DENPASAR, BALINEWS.ID — Polresta Denpasar masih mendalami kasus dugaan penganiayaan terhadap seorang Warga Negara Asing (WNA) berkebangsaan Inggris berinisial PID, yang meninggal dunia setelah menjalani perawatan medis di sebuah rumah sakit di Denpasar.
PID sebelumnya diduga mengalami kekerasan di salah satu tempat hiburan di kawasan Legian, Kabupaten Badung, pada 5 Agustus 2026 sekitar pukul 02.00 WITA.
Setelah kejadian, korban sempat kembali ke hotel tempatnya menginap. Pada 8 Agustus 2026, korban mendapatkan penanganan medis di RS Murni Teguh sebelum kemudian dirujuk ke RS BIMC pada 9 Agustus untuk menjalani perawatan lebih lanjut.
Namun, pada 20 Agustus 2026 sekitar pukul 12.06 WITA, pihak rumah sakit menyatakan PID meninggal dunia. Jenazah korban selanjutnya dibawa ke RSU Dharma Yadnya.
Empat WNA Australia Didalami Penyidik
Hasil pendalaman awal penyidik menemukan dugaan adanya kekerasan yang dilakukan secara bersama-sama terhadap korban oleh sejumlah WNA.

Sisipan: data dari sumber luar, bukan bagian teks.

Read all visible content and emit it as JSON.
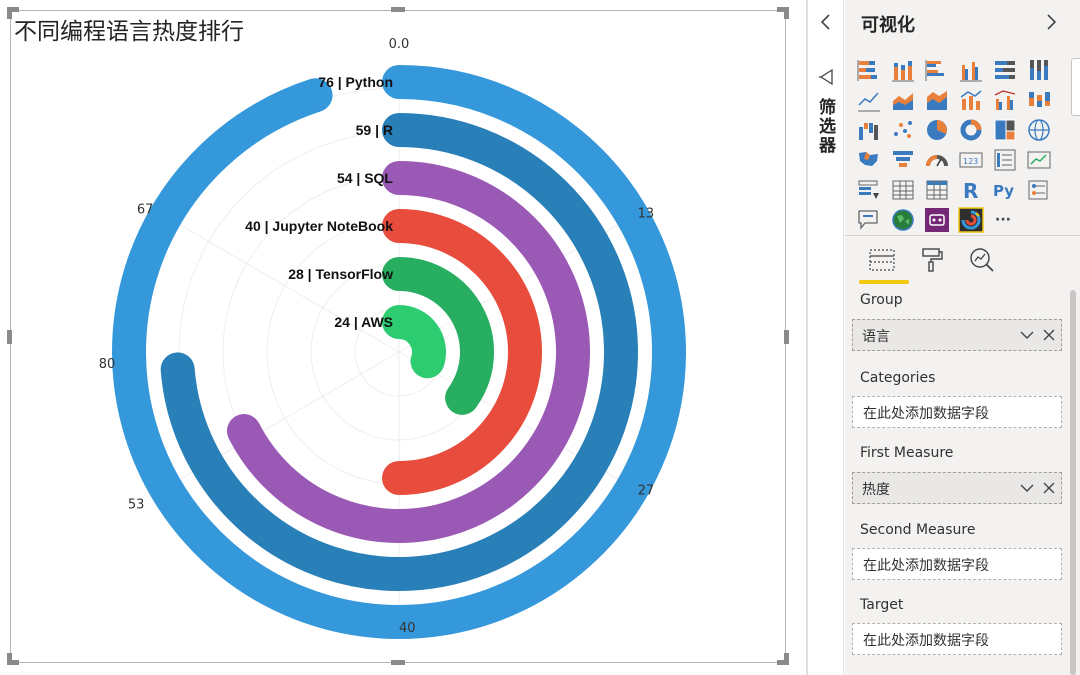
{
  "visual": {
    "title": "不同编程语言热度排行"
  },
  "chart_data": {
    "type": "radial-bar",
    "title": "不同编程语言热度排行",
    "axis_max": 80,
    "axis_ticks": [
      "0.0",
      "13",
      "27",
      "40",
      "53",
      "67",
      "80"
    ],
    "tick_values": [
      0,
      13.3,
      26.7,
      40,
      53.3,
      66.7
    ],
    "categories": [
      "Python",
      "R",
      "SQL",
      "Jupyter NoteBook",
      "TensorFlow",
      "AWS"
    ],
    "values": [
      76,
      59,
      54,
      40,
      28,
      24
    ],
    "labels": [
      "76 | Python",
      "59 | R",
      "54 | SQL",
      "40 | Jupyter NoteBook",
      "28 | TensorFlow",
      "24 | AWS"
    ],
    "colors": [
      "#3498db",
      "#2980b9",
      "#9b59b6",
      "#e74c3c",
      "#27ae60",
      "#2ecc71"
    ]
  },
  "filter_pane": {
    "collapse_icon": "chevron-left-icon",
    "label": "筛选器"
  },
  "viz_pane": {
    "title": "可视化",
    "expand_icon": "chevron-right-icon",
    "more_label": "···",
    "r_label": "R",
    "py_label": "Py",
    "wells": {
      "group_label": "Group",
      "group_value": "语言",
      "categories_label": "Categories",
      "categories_placeholder": "在此处添加数据字段",
      "first_measure_label": "First Measure",
      "first_measure_value": "热度",
      "second_measure_label": "Second Measure",
      "second_measure_placeholder": "在此处添加数据字段",
      "target_label": "Target",
      "target_placeholder": "在此处添加数据字段"
    }
  }
}
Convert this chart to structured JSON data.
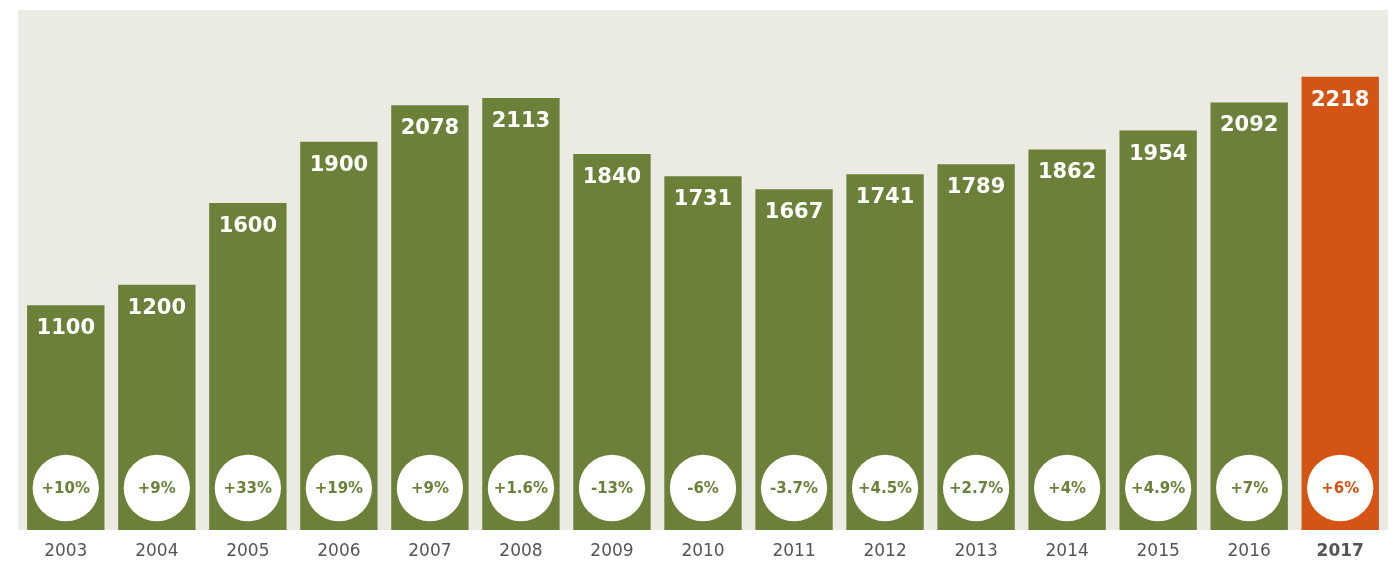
{
  "chart_data": {
    "type": "bar",
    "categories": [
      "2003",
      "2004",
      "2005",
      "2006",
      "2007",
      "2008",
      "2009",
      "2010",
      "2011",
      "2012",
      "2013",
      "2014",
      "2015",
      "2016",
      "2017"
    ],
    "values": [
      1100,
      1200,
      1600,
      1900,
      2078,
      2113,
      1840,
      1731,
      1667,
      1741,
      1789,
      1862,
      1954,
      2092,
      2218
    ],
    "colors": [
      "#6b8039",
      "#6b8039",
      "#6b8039",
      "#6b8039",
      "#6b8039",
      "#6b8039",
      "#6b8039",
      "#6b8039",
      "#6b8039",
      "#6b8039",
      "#6b8039",
      "#6b8039",
      "#6b8039",
      "#6b8039",
      "#d35414"
    ],
    "data_labels": true,
    "grid": false,
    "annotations": [
      "+10%",
      "+9%",
      "+33%",
      "+19%",
      "+9%",
      "+1.6%",
      "-13%",
      "-6%",
      "-3.7%",
      "+4.5%",
      "+2.7%",
      "+4%",
      "+4.9%",
      "+7%",
      "+6%"
    ]
  }
}
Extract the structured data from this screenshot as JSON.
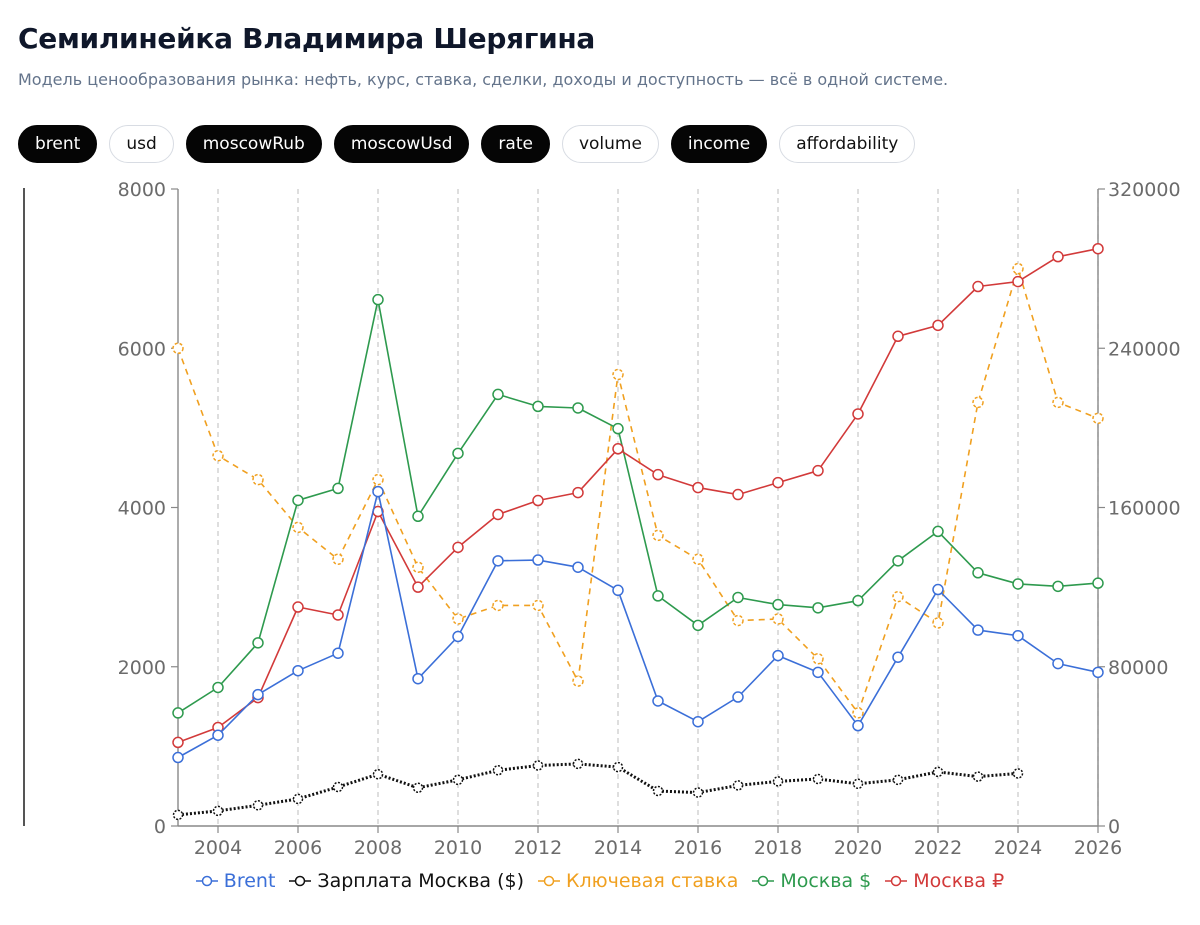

Polresta Denpasar telah memeriksa sejumlah saksi, termasuk keluarga korban, petugas keamanan, pekerja di lokasi kejadian, serta pihak lain yang dinilai mengetahui rangkaian peristiwa tersebut.
Penyidik juga tengah menganalisis rekaman CCTV dan video kejadian yang menjadi bagian penting dalam proses penyelidikan dan penyidikan.
Dari hasil pemeriksaan sementara, terdapat empat WNA berkewarganegaraan Australia yang diduga terkait dengan peristiwa tersebut. Mereka masing-masing berinisial RGG, PAM, JRM, dan TRZ.
Berdasarkan data perlintasan keimigrasian, keempatnya tercatat telah meninggalkan Indonesia pada 6 Agustus 2026 melalui Bandara Internasional I Gusti Ngurah Rai dengan tujuan Australia.
Keberadaan mereka saat kejadian, dugaan peran masing-masing, hubungan satu sama lain, serta aktivitas sebelum dan setelah insiden kini menjadi bagian dari pendalaman penyidik.
Penyebab Kematian Masih Didalami
Polresta Denpasar menegaskan belum menarik kesimpulan mengenai penyebab kematian PID maupun kemungkinan pertanggungjawaban pidana pihak tertentu.
Penyidik akan berkoordinasi dengan dokter forensik dan pihak rumah sakit untuk memperoleh dokumen medis serta keterangan yang diperlukan guna mengetahui hubungan antara kondisi medis korban dengan dugaan penganiayaan yang terjadi pada 5 Agustus.
Kapolresta Denpasar Kombes Pol. Leonardo David Simatupang, S.I.K., M.H., mengatakan pihaknya akan menangani perkara tersebut secara profesional, transparan, objektif, dan berdasarkan alat bukti.
“Kami akan mengungkap secara terang rangkaian peristiwa ini, termasuk peran masing-masing pihak dan penyebab meninggalnya korban. Proses hukum akan dilakukan secara profesional dan sesuai dengan ketentuan peraturan perundang-undangan.”
Polresta Denpasar mengimbau masyarakat tidak menyebarluaskan informasi yang belum terverifikasi dan memberikan kesempatan kepada penyidik untuk mengungkap perkara tersebut secara objektif dan menyeluruh.
Hingga saat ini, empat WNA Australia tersebut masih berstatus pihak yang didalami keterkaitannya oleh penyidik. Belum ada kesimpulan hukum mengenai keterlibatan maupun pertanggungjawaban pidana mereka.